There, of course, lies the Nokia 3310's biggest shortcoming. Nokia and HMD may have talked about "global" plans for its phones during the press conference on Sunday, but their version of the globe doesn't encompass the USA. With only two bands of GSM support – 900/1800 – for 2G alone, it simply won't get a signal in North America. No WiFi, either – not that it would be much use, really – so really this is a shiny, Snake-playing gimmick for anybody on these shores.
It's a real shame, because there are plenty of reasons to like the new 3310 beyond nostalgia. The month-long standby time from the battery would make it the perfect "emergency phone", while the absence of an app store could give parents some sense of security for younger children wanting to stay in touch but also prone to expensive in-app purchases. Its 49 EUR price tag ($52) makes it practically disposable in cellphone terms.
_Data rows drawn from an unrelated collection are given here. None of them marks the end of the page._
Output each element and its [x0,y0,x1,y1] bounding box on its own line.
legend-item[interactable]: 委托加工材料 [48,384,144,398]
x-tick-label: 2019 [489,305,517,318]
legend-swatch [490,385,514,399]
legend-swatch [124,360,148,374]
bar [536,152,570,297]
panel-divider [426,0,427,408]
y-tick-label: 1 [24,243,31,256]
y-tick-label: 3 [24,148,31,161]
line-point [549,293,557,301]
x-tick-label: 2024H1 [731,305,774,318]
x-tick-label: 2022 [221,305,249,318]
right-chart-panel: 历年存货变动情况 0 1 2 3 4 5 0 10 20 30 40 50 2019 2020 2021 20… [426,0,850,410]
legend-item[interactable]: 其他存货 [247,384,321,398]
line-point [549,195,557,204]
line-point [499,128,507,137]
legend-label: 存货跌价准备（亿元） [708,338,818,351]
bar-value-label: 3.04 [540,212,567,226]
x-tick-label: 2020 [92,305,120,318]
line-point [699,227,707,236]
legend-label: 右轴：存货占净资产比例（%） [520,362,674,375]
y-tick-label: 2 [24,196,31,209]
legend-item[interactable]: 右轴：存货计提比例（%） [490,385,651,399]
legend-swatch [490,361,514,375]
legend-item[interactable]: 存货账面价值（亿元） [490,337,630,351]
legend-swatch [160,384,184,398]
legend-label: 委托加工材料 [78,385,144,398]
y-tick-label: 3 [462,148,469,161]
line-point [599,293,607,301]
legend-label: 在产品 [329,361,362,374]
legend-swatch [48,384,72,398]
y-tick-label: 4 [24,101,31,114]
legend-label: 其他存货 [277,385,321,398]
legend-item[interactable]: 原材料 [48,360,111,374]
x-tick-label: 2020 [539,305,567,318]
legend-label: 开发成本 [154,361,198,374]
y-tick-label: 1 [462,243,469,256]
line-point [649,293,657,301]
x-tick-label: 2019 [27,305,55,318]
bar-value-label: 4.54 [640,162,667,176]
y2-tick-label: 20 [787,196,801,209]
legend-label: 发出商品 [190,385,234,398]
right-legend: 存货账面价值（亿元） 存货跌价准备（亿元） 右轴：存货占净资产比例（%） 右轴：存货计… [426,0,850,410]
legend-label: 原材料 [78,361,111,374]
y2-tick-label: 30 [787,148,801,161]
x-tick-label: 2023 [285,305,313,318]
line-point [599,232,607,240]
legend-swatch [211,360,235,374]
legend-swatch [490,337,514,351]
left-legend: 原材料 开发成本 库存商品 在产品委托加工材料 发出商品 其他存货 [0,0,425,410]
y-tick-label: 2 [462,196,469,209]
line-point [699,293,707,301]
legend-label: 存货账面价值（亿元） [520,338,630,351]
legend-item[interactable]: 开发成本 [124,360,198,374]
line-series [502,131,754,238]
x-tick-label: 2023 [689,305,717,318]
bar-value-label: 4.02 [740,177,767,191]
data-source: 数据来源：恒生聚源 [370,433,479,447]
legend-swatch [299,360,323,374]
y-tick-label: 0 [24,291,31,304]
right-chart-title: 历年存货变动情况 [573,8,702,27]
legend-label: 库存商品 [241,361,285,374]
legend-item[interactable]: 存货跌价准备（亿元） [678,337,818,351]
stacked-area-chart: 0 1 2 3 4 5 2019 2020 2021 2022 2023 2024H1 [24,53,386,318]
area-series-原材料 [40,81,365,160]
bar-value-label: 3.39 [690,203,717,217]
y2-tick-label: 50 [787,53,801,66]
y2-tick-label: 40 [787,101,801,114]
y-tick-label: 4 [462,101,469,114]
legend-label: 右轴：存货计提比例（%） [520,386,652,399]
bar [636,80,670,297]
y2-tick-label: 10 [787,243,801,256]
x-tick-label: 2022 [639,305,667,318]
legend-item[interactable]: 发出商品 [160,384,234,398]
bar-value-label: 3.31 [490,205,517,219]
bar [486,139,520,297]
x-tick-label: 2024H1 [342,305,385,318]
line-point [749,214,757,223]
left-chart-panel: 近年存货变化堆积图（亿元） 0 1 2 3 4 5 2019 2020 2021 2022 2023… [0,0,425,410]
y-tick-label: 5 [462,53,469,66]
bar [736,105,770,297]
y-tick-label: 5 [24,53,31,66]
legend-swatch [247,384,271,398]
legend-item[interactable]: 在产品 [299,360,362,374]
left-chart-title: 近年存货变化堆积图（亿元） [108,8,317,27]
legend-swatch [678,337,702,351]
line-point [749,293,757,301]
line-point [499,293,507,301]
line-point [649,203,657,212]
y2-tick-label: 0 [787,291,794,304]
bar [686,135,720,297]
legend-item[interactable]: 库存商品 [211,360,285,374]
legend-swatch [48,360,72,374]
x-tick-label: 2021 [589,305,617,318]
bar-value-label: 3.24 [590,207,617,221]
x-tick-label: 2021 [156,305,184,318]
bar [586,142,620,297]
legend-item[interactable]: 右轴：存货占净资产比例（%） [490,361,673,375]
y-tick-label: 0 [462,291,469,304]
HMD's big challenge is to take the enthusiasm generated by the 3310 and translate that into eagerness to buy its more mainstream phones (with their more mainstream price tags and, presumably, profit margins). That's not to say that mining the Nokia back catalog isn't a good idea – my colleague Chris Davies still talks wistfully about the idea of an Android-based Nokia E7, complete with its metal body and QWERTY keyboard – but it'll require more than just novelty if HMD is to succeed.